Secondly, outside the university: Influence on publishing activity through public and non-public appeals to/public suppression of publishers and editors as well as corresponding review policies of important journals and newspapers; subsequent self-censorship by publishers and editors, also with regard to market opportunities; as in the USA, demand for authors of specialist journals to make corresponding self-declarations; negative labelling of certain publication venues, preference for certain others; emerging censorship of academic manuscripts as well, not just literary and fiction manuscripts as in the past, by means of "sensitivity reading" by editors or specially appointed readers; corresponding selection or participation in the selection of "experts". Participation in the selection of "experts" in print and non-print media (recommendation of an activist doctoral candidate to public broadcasting); control of the selection of consultants and experts for governmental and non-governmental issues and bodies, taking into account the financial aspect (no public funds for Mr X or Ms Y); corresponding participation in the selection of political personnel, currently in particular of 'commissioners' for certain special areas (e.g. anti-racism and anti-discrimination commissioners since 2022); Corresponding influence on state funding policy (grants, projects/programmes) with equal treatment of state and party-political research funding with independent, scientifically autonomous funding (e.g. Hans Böckler Research Training Groups with DFG Research Training Groups); one-sided, politically correct and therefore ultimately unscientific preparation and presentation of results, e.g. in migration research.
Balance sheet
In the Anglo-American university and science sector, the development outlined above has already progressed further. There, two specific elements jeopardise the freedom of science and censorship even more than in this country: on the one hand, the financial dependence on public reputation and social demand (student enrolment), especially of private universities. On the other hand, the state (i.e. certain political elites) is once again beginning to participate in the business of academic censorship, as evidenced by initial cases (legal bans on the establishment of certain degree programmes (Florida), the procurement and availability of certain literature in public and university libraries, Florida, Wyoming and others, prohibition of the establishment of positions for diversity officers and the installation of corresponding programmes). In contrast, only relevant appeals, declarations of intent, attempts at intervention and a limited number of specific cases, most of which have been stopped by the courts, can be cited for the German sector. However, it can be assumed that the factors not discussed here, bureaucratism and managerialism, also represent important threats. Accordingly, we must at least speak of a relevant challenge to the freedom of science and censorship in this country, which has proven its worth despite certain restrictions.
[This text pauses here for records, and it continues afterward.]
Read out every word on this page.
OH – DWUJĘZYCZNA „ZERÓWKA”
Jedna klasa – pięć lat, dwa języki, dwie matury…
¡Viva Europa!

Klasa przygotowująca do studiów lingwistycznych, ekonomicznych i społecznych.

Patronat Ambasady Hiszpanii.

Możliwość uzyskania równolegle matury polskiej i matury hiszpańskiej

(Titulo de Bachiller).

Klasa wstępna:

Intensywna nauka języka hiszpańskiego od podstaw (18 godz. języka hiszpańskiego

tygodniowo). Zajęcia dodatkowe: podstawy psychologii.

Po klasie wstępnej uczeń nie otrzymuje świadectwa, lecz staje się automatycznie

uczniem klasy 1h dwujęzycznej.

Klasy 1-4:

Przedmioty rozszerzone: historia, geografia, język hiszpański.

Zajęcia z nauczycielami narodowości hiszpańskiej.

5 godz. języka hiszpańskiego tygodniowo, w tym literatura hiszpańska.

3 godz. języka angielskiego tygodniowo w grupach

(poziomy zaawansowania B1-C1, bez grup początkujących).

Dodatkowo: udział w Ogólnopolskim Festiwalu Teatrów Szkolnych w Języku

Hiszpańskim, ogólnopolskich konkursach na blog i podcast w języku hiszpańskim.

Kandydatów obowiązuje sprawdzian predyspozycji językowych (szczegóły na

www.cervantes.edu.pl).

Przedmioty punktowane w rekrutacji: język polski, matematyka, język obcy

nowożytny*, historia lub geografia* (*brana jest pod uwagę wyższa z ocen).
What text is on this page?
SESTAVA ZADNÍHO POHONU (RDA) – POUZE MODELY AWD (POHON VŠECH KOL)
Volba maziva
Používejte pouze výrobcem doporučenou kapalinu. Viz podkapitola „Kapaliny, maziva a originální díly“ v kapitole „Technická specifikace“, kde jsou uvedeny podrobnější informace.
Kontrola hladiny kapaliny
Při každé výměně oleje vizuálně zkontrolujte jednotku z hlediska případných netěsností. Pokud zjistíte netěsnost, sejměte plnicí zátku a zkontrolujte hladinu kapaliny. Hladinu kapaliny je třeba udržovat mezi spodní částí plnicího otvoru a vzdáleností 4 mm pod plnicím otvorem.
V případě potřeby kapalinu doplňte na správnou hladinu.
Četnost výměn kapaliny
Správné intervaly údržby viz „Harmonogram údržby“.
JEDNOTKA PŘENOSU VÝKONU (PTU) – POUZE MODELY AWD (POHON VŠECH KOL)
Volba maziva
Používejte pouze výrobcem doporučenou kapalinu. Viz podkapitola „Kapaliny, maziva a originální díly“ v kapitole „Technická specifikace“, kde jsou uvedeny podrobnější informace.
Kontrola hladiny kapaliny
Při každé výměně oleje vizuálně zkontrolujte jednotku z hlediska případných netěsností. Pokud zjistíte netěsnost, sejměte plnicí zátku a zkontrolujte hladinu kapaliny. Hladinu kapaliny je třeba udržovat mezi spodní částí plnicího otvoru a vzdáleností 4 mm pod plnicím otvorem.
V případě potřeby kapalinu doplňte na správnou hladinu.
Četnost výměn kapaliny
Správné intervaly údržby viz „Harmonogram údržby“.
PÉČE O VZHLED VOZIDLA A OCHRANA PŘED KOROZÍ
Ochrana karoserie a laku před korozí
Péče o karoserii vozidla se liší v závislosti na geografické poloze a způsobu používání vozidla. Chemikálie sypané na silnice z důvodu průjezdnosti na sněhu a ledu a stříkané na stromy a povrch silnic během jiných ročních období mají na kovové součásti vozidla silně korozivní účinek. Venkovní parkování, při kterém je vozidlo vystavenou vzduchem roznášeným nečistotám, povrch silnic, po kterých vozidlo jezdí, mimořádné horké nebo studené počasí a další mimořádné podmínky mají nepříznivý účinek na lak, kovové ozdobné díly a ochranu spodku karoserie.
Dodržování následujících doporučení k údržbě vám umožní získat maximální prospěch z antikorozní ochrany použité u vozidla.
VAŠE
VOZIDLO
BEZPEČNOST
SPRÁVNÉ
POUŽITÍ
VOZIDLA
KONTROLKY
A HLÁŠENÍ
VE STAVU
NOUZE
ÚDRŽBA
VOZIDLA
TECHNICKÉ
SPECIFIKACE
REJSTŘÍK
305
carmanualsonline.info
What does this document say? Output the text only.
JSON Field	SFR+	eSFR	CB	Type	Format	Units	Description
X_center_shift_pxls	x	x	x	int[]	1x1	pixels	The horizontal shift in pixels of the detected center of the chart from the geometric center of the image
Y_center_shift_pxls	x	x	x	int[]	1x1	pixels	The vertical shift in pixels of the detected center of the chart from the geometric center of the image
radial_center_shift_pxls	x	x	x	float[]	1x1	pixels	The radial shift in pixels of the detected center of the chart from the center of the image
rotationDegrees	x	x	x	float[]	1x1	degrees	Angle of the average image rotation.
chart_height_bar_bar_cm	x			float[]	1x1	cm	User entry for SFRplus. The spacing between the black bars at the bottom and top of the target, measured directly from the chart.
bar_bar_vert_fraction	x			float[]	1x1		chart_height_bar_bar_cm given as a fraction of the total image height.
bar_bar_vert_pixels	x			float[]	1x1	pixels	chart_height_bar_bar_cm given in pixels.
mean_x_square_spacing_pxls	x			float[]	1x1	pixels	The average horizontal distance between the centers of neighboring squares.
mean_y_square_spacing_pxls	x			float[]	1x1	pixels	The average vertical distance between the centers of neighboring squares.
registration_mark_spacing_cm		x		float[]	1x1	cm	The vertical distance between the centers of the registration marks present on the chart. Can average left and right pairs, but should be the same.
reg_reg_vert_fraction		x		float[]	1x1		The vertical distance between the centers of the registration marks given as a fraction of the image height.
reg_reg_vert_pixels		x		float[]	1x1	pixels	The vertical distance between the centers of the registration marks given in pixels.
To summarise: despite all the censorship attempts mentioned above, there will hardly be any banned books in the academic world in this country in the future. The pluralistic market, which will offer anything and everything if there is (still) a correspondingly profitable demand, and not least the text-transporting, never fully controllable Internet, will ensure this. However, the scientific messages that we need to receive orally, in print or in images in order to shape our living environment in an ecologically responsible, civilisationally appropriate and sustainable way, also in the interests of our descendants, are now in danger of only reaching us in a politically and morally optimised and thus reality-selective, i.e. censored form. What appears necessary is the consistent restoration of free scientific discourse among academically qualified people and its clear separation from public opinion discourse. To denounce this endeavour as a reconstruction of the ivory tower or even a restoration of the rule of the professors would already be another denunciation.